Raccomandazioni specifiche seguono anche per i pazienti con CVS: per queste persone, nonostante le difficoltà oggettive a stare in piedi e svolgere di conseguenza, le normali attività si consiglia, comunque di puntare sull’esercizio fisico come mezzo di ripresa e più nello specifico di iniziare, per pochi minuti al giorno, per poi aumentare di tempo e intensità in attività quali il ciclismo, il canottaggio o il nuoto. Per questi pazienti può essere molto utile anche investire sulla corretta alimentazione: in particolare di non eccedere con il sale che può peggiorare l’ipertensione e cercare di idratarsi a sufficienza.
Proprio per monitorare gli effetti a lungo termine dell’infezione da SARS-CoV2, per accrescerne le conoscenze e per uniformarne l’approccio e la gestione clinica a livello nazionale è stato finanziato e messo in atto il progetto CCM, Analisi e strategie di risposta agli effetti a lungo termine dell’infezione COVID-19 (Long-COVID).  Quello che si cerca di capire è se il Long Covid sia una conseguenza dell’infezione virale da Sars-Cov-2 patita ai danni di alcuni organi, o se le sequele siano indotte dalla risposta immunitaria innescata sempre dal virus ma poi deviata contro organi e tessuti.

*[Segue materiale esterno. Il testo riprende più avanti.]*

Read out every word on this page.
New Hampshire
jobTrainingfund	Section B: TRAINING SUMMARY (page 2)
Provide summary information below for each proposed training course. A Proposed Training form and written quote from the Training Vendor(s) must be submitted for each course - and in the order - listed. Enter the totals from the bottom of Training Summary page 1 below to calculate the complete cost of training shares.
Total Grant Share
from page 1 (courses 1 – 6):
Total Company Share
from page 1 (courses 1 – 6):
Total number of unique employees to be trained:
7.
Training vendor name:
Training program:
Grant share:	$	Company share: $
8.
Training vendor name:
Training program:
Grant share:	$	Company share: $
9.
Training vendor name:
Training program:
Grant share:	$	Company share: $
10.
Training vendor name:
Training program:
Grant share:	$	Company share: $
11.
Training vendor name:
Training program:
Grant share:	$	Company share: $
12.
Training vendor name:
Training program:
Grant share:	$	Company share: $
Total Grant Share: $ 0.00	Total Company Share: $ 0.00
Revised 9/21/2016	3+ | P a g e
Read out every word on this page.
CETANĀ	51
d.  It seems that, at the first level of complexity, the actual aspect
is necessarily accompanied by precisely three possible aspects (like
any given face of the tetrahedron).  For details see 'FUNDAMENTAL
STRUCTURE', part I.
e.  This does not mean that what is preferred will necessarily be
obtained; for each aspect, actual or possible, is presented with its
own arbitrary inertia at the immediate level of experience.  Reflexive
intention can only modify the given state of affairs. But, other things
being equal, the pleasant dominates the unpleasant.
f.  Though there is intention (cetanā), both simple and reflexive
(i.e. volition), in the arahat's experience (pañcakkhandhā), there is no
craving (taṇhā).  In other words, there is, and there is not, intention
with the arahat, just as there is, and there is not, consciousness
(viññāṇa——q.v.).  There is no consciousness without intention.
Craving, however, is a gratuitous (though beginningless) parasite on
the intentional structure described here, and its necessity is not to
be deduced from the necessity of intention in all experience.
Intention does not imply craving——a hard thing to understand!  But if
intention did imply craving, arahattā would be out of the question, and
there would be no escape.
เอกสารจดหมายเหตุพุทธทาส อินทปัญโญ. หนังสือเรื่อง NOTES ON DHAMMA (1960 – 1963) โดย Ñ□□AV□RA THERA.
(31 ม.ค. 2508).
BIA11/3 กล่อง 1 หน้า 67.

Il progetto che ha preso l’avvio a febbraio coinvolge per due anni una serie di Enti in tre Regioni (Friuli-Venezia Giulia, Toscana, Puglia) – ARS Toscana, Aress Puglia, Azienda Sanitaria Universitaria Friuli Centrale, Rete delle Neuroscienze e Neuroriabilitazione (rete degli IRCCS), Rete Aging (rete degli IRCCS), Associazione Rete Cardiologica (rete degli IRCCS), Università Cattolica del Sacro Cuore.